On Fri, 05 Dec 2003 10:39:48 -0600, Mike Rhodes
wrote:
(To Margy)
Apologies
But with regard to the rest of the group I think a misunderstanding
remains. (And this should put us at odds again.)
If I see an obvious gap and point at it, and say, "Hey, that's
missing!" then you can be sure I will not accept a dissing "No, you
look over there!", while ignoring my direct question, which is valid.
What you will do is say, "Yep, its missing. Now, this is why..." or
"Yes, this is why we think why." or "You know, we just don't know
why."
If I see something unusual, and am dissed for it for royalty's
reputation, then what I will really want to do is truck over to Kitty
Hawk, find a witness, and then spit on 'hallowed' grounds.

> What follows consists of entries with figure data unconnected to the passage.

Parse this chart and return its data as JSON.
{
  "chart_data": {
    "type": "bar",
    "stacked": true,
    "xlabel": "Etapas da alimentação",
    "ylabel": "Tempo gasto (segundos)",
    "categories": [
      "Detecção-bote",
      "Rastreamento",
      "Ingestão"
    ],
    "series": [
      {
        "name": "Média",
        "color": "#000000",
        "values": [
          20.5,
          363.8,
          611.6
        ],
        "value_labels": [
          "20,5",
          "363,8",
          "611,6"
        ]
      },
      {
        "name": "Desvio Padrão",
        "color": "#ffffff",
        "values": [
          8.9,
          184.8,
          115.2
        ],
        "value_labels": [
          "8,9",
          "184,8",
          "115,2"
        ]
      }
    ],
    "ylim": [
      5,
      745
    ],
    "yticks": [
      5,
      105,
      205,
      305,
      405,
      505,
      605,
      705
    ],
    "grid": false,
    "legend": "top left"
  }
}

I have no intention of being put down by pilots just because they
are pilots. You may think you rule the skies, but that's only until
you don't survive the next landing. Given the amount of work required
one might wonder who is a slave to whom. You fly for yourself, for
the feeling of self-accomplishment. Good! You also fly for others,
to insure there is a system available that makes it possible for all.
Fine. One thing flying is not is a singular achievement. So pilots
care about other pilots, even unto their manhood. That's natural, I
suppose. But it's also common elsewhere, and therefore ignorable by
those who do other things. Suit yourself. I will, just haven't quite
made it there yet.
I tried to approach the Wright's design question in this group, and
felt I recieved a _deceptive_ response. But now I think they just
didn't know what to say. Apparently that's because no one wants (or
has the guts) to say the Wright's made a rather glaring error.

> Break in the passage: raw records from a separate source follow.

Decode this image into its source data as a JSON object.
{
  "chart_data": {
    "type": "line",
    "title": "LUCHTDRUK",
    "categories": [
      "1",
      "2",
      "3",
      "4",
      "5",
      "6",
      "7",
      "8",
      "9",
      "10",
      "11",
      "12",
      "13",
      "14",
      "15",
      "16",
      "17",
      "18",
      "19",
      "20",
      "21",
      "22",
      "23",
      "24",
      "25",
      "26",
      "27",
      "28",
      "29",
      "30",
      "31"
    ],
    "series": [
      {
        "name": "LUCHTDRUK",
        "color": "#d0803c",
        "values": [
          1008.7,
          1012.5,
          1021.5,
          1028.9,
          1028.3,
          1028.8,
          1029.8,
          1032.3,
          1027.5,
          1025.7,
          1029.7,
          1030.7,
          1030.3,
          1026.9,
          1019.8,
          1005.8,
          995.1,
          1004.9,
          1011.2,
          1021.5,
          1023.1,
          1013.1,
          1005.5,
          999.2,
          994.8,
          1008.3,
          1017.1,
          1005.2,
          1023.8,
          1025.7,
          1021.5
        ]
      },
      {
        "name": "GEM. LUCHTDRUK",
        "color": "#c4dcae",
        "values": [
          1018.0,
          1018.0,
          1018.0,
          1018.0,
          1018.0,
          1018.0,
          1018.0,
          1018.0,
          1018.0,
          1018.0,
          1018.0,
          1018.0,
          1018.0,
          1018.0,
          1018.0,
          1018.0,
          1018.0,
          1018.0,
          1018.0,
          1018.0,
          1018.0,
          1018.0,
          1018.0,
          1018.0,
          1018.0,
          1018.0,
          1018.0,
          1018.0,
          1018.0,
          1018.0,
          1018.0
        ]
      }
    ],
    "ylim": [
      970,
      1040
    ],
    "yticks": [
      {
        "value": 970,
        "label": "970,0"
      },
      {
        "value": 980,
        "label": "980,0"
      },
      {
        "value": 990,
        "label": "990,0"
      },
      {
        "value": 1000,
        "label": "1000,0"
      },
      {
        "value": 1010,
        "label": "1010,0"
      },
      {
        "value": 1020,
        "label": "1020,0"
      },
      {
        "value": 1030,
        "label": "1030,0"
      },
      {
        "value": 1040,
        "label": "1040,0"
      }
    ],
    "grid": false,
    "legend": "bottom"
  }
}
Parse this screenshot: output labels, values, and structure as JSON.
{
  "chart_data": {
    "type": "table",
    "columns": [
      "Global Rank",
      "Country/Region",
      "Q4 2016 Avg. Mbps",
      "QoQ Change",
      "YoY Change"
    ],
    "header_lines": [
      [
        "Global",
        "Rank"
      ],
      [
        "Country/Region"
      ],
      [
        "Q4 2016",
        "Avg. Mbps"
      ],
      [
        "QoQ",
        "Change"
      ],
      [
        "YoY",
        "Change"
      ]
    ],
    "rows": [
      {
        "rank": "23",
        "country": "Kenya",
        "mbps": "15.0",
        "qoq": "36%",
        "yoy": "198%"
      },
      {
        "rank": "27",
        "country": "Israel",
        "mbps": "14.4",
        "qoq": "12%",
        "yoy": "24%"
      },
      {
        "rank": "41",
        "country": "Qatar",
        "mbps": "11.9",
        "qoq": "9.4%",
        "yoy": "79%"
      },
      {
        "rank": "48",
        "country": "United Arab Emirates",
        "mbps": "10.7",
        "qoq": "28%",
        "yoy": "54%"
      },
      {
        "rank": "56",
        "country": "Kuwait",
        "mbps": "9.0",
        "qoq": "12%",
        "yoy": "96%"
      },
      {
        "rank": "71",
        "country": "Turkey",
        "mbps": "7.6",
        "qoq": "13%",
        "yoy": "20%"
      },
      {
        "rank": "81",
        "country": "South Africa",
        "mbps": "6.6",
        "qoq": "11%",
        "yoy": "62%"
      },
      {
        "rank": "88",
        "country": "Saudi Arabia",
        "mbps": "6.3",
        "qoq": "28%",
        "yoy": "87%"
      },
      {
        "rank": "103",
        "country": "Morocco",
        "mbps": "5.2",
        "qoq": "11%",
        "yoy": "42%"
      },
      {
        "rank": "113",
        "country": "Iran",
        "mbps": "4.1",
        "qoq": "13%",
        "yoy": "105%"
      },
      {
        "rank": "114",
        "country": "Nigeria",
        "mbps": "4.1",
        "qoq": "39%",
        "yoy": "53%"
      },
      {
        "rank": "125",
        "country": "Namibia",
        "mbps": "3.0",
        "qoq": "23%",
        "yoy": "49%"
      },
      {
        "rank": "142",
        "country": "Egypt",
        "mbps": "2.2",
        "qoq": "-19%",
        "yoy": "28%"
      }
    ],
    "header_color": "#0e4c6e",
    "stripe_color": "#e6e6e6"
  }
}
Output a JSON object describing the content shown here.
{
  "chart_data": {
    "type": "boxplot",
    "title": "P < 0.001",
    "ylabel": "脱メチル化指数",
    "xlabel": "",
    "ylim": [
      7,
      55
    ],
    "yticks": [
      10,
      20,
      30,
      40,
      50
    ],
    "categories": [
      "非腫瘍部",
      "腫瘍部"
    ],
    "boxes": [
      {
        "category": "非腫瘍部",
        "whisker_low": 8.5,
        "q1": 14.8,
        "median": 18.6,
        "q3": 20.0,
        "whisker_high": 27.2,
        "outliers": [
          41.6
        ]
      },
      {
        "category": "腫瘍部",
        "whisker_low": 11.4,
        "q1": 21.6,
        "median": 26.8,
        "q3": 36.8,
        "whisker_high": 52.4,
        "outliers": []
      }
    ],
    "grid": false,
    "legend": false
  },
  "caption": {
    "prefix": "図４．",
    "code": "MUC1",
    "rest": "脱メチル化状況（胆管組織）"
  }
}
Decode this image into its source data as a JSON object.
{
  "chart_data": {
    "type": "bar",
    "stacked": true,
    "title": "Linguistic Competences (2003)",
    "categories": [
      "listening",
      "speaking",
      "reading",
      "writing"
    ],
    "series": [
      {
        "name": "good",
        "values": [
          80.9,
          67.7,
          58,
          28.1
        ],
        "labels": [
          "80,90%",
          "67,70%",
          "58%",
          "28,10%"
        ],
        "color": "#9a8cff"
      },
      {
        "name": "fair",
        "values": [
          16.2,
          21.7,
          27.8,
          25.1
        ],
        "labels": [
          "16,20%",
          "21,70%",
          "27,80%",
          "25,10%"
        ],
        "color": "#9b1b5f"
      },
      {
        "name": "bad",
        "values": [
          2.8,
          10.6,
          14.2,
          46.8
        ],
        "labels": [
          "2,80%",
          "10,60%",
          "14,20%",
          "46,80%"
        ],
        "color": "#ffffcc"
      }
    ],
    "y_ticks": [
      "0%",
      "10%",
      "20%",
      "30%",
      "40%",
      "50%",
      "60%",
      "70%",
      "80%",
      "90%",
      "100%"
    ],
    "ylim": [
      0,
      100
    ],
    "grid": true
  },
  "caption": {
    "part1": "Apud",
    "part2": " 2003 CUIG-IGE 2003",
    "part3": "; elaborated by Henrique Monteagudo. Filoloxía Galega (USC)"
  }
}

This question has troubled me for a while. What I've read hinted
there might be a stability problem with their flyer (of course), but
this by stating someone else's design "was stable", without directly
answering any questions that would bring. This is not a difficult
subject! So what do those who should be in the know say, when pushed?

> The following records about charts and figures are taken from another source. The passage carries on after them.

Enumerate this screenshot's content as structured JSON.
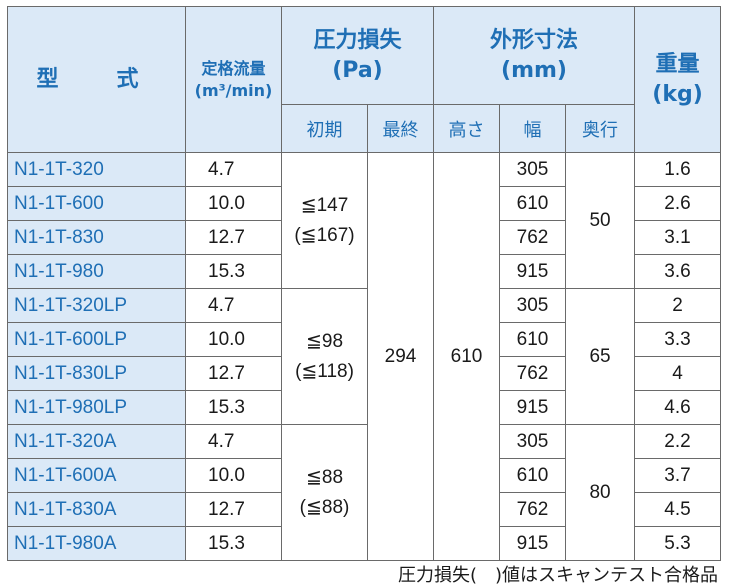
{
  "headers": {
    "model": "型　式",
    "flow": "定格流量",
    "flow_unit": "(m³/min)",
    "pressure": "圧力損失",
    "pressure_unit": "(Pa)",
    "pressure_initial": "初期",
    "pressure_final": "最終",
    "dimensions": "外形寸法",
    "dimensions_unit": "(mm)",
    "height": "高さ",
    "width": "幅",
    "depth": "奥行",
    "weight": "重量",
    "weight_unit": "(kg)"
  },
  "rows": [
    {
      "model": "N1-1T-320",
      "flow": "4.7",
      "width": "305",
      "weight": "1.6"
    },
    {
      "model": "N1-1T-600",
      "flow": "10.0",
      "width": "610",
      "weight": "2.6"
    },
    {
      "model": "N1-1T-830",
      "flow": "12.7",
      "width": "762",
      "weight": "3.1"
    },
    {
      "model": "N1-1T-980",
      "flow": "15.3",
      "width": "915",
      "weight": "3.6"
    },
    {
      "model": "N1-1T-320LP",
      "flow": "4.7",
      "width": "305",
      "weight": "2"
    },
    {
      "model": "N1-1T-600LP",
      "flow": "10.0",
      "width": "610",
      "weight": "3.3"
    },
    {
      "model": "N1-1T-830LP",
      "flow": "12.7",
      "width": "762",
      "weight": "4"
    },
    {
      "model": "N1-1T-980LP",
      "flow": "15.3",
      "width": "915",
      "weight": "4.6"
    },
    {
      "model": "N1-1T-320A",
      "flow": "4.7",
      "width": "305",
      "weight": "2.2"
    },
    {
      "model": "N1-1T-600A",
      "flow": "10.0",
      "width": "610",
      "weight": "3.7"
    },
    {
      "model": "N1-1T-830A",
      "flow": "12.7",
      "width": "762",
      "weight": "4.5"
    },
    {
      "model": "N1-1T-980A",
      "flow": "15.3",
      "width": "915",
      "weight": "5.3"
    }
  ],
  "groups": [
    {
      "initial_line1": "≦147",
      "initial_line2": "(≦167)",
      "depth": "50"
    },
    {
      "initial_line1": "≦98",
      "initial_line2": "(≦118)",
      "depth": "65"
    },
    {
      "initial_line1": "≦88",
      "initial_line2": "(≦88)",
      "depth": "80"
    }
  ],
  "shared": {
    "final_pressure": "294",
    "height": "610"
  },
  "note": "圧力損失(　)値はスキャンテスト合格品"
}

After I queried, and recieved a canard non-answer; then, for just a
moment, I thought men had sent a woman to do a man's job; which was to
defend the "party line." To protect the Wright's reptutation, if
nothing else. (Surely not the canard. Almost no one actually uses
the thing, with the propeller being in the wrong place. Hell, they
won't even use it on fancy jets. Mach drag? Stick pushers.) Anyway,
I feel deserving of the apology, not the other way around. But I also
think many who are in the know don't really know quite what to say.
Please think about it.
I'm beginning to think the Wright's refused the rear stabilizer so
they wouldn't be copying somebody else. It would be their own unique
design, so it would be their 'protected' manhood. What it is is a
silly gap in an otherwise really nice accomplishment.